A lot of forces have recently joined to help me begin to confront my number one obstacle, namely sucking at reading guys' signals. My problems are twofold:
- I think guys who don't like me actually do like me. (Evidence 1. Evidence 2.)
- I don't know when guys are actually interested in me.
Now, at some point since I've started blogging, just based on law of averages, there has to have been a couple of guys who have been interested in me. Odds are, one or maybe even more have been guys I was or would be interested in. So how did I miss them?
I recently started reading this blog on Marie-Claire's site, a Year of Living Flirtatiously. The author, Maura Kelly, posted something about how a woman needs to make eye contact with a guy roughly 13 times before he'll approach her.
13 times.
Really. 13 times.
That, in a nutshell, is why I suck at dating.
I went out for happy hour with the bros on Wednesday, and D. was staring past me at one point. "Are you watching the game or is there a hot girl back there?" I asked. "Watching the game. I have a sixth sense for spotting hot girls, though," he said. I don't. I don't even notice other people in the bar. When I hang out with my friends, I only really pay attention to them.
I had all this in mind on Friday night when I went out with two girl friends, R. and A. A guy at the end of our table looked over toward me when they were up getting beers, and I met his gaze. The feeling was so foreign to me. I honestly couldn't remember the last time I'd done that once at a bar, let alone 13 times with the same guy.
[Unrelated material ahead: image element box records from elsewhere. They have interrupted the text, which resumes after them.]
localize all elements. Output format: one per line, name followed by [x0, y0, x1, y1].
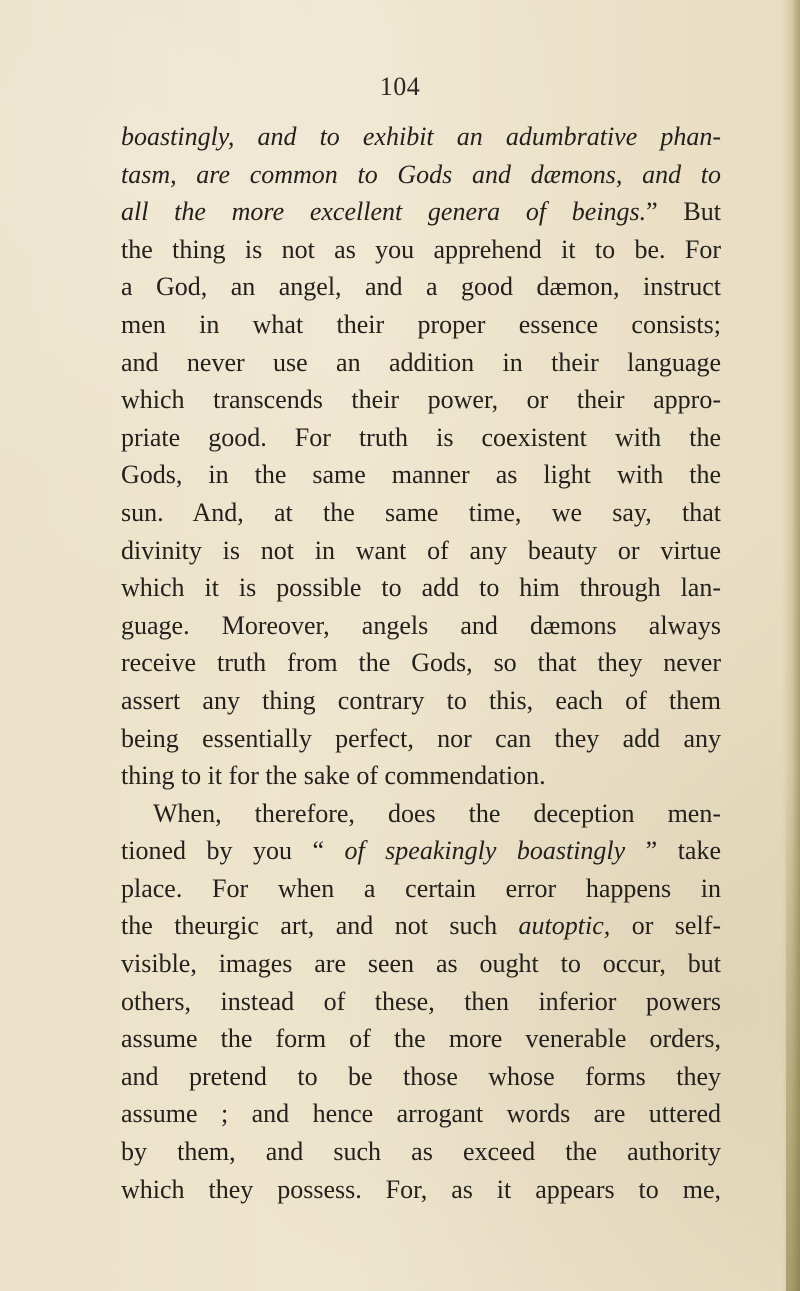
text-segment: divinity is not in want of any beauty or virtue	[121, 535, 721, 565]
text-line	[121, 682, 721, 720]
text-segment: assert any thing contrary to this, each of them	[121, 685, 721, 715]
page-number: 104	[379, 72, 421, 101]
italic-text-segment: tasm, are common to Gods and dæmons, and to	[121, 159, 721, 189]
text-segment: a God, an angel, and a good dæmon, instruct	[121, 272, 721, 302]
text-line	[121, 795, 721, 833]
text-segment: and never use an addition in their language	[121, 347, 721, 377]
text-segment: place. For when a certain error happens in	[121, 873, 721, 903]
text-line	[121, 193, 721, 231]
text-line	[121, 118, 721, 156]
text-segment: assume the form of the more venerable orders,	[121, 1024, 721, 1054]
text-line	[121, 344, 721, 382]
text-segment: which transcends their power, or their appro-	[121, 385, 721, 415]
text-segment: the theurgic art, and not such	[121, 911, 519, 941]
text-line	[121, 1171, 721, 1209]
text-segment: men in what their proper essence consists;	[121, 309, 721, 339]
text-line	[121, 156, 721, 194]
text-line	[121, 419, 721, 457]
text-segment: Gods, in the same manner as light with the	[121, 460, 721, 490]
text-line	[121, 532, 721, 570]
text-segment: When, therefore, does the deception men-	[153, 798, 721, 828]
text-line	[121, 569, 721, 607]
text-line	[121, 720, 721, 758]
text-segment: receive truth from the Gods, so that they never	[121, 648, 721, 678]
text-segment: ” take	[625, 836, 721, 866]
text-line	[121, 494, 721, 532]
text-segment: tioned by you “	[121, 836, 345, 866]
text-segment: the thing is not as you apprehend it to be. For	[121, 234, 721, 264]
text-segment: which they possess. For, as it appears to me,	[121, 1174, 721, 1204]
text-segment: priate good. For truth is coexistent with the	[121, 422, 721, 452]
text-line	[121, 268, 721, 306]
text-line	[121, 231, 721, 269]
text-line	[121, 983, 721, 1021]
italic-text-segment: autoptic,	[518, 911, 611, 941]
text-line	[121, 1020, 721, 1058]
italic-text-segment: all the more excellent genera of beings.	[121, 197, 647, 227]
italic-text-segment: boastingly, and to exhibit an adumbrative phan-	[121, 122, 721, 151]
text-segment: sun. And, at the same time, we say, that	[121, 497, 721, 527]
text-line	[121, 644, 721, 682]
text-line	[121, 832, 721, 870]
text-segment: or self-	[610, 911, 722, 941]
body-text	[121, 118, 721, 1208]
text-segment: others, instead of these, then inferior powers	[121, 986, 721, 1016]
page-edge-stain	[786, 771, 800, 1291]
text-segment: thing to it for the sake of commendation.	[121, 761, 546, 791]
text-line	[121, 907, 721, 945]
text-line	[121, 757, 721, 795]
text-line	[121, 945, 721, 983]
text-line	[121, 381, 721, 419]
text-segment: and pretend to be those whose forms they	[121, 1061, 721, 1091]
text-segment: guage. Moreover, angels and dæmons always	[121, 610, 721, 640]
text-segment: assume ; and hence arrogant words are uttered	[121, 1099, 721, 1129]
text-segment: visible, images are seen as ought to occur, but	[121, 949, 721, 979]
text-line	[121, 1095, 721, 1133]
text-line	[121, 456, 721, 494]
text-line	[121, 607, 721, 645]
text-line	[121, 1058, 721, 1096]
italic-text-segment: of speakingly boastingly	[344, 836, 626, 866]
text-segment: which it is possible to add to him through lan-	[121, 573, 721, 603]
text-line	[121, 1133, 721, 1171]
text-line	[121, 306, 721, 344]
text-line	[121, 870, 721, 908]
text-segment: by them, and such as exceed the authority	[121, 1137, 721, 1167]
text-segment: being essentially perfect, nor can they add any	[121, 723, 721, 753]
text-segment: ” But	[646, 197, 721, 227]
So my next step is to do exactly what Maura did when she found out about the magic of the baker's dozen: test-drive that shit. When I go out, I'm going to practice making eye contact with interesting-looking guys. I think this strategy might also help when I'm out with the bros, too. I mean, after 13 looks to another guy, I'm clearly not dating any of the guys I'm with, right?
They only like me for my laugh
On Cinco de Mayo, I was chatting a bit with D., my newest bro. He made a joke, we all started laughing, and he said, "There it is!" "What, my laugh?" I asked.
"Yes! When I first met you, your laugh freaked me out," he said, "but then I really liked it."
"And then you wanted to make me laugh just so you could hear it?" I said.
He pointed right at me, shocked that I had read his mind. "Exactly!"
In that moment, I suddenly understood, at least partially, why I constantly misread signals. Guys try to make me laugh because I have a really loud laugh (as anyone who knows me or has heard the podcast knows). There's nothing more validating to your sense of humor than to have someone laugh uproariously at your joke. I do that for people.
In fact, at my friend Liz's wedding, our friend Dave came all the way over to my table at one point to make some joke. He looked disappointed when I only laughed a little. "I bet those guys that they could hear your laugh all the way over there," he said, a bit crestfallen. He wasn't disappointed that I wasn't laughing; he was disappointed because he had just lost $5.
When a guy repeatedly tries to make me laugh, I think he's interested in me. But no. It's purely for their ego. Or, alternately, to win a bet. I don't factor into the equation at all except that I happen to be the vehicle for my obnoxiously loud laugh.
I feel oddly better now that I'm aware of this, even though it means that I was misreading the one signal I thought I could actually read. Why did no one ever teach me this stuff?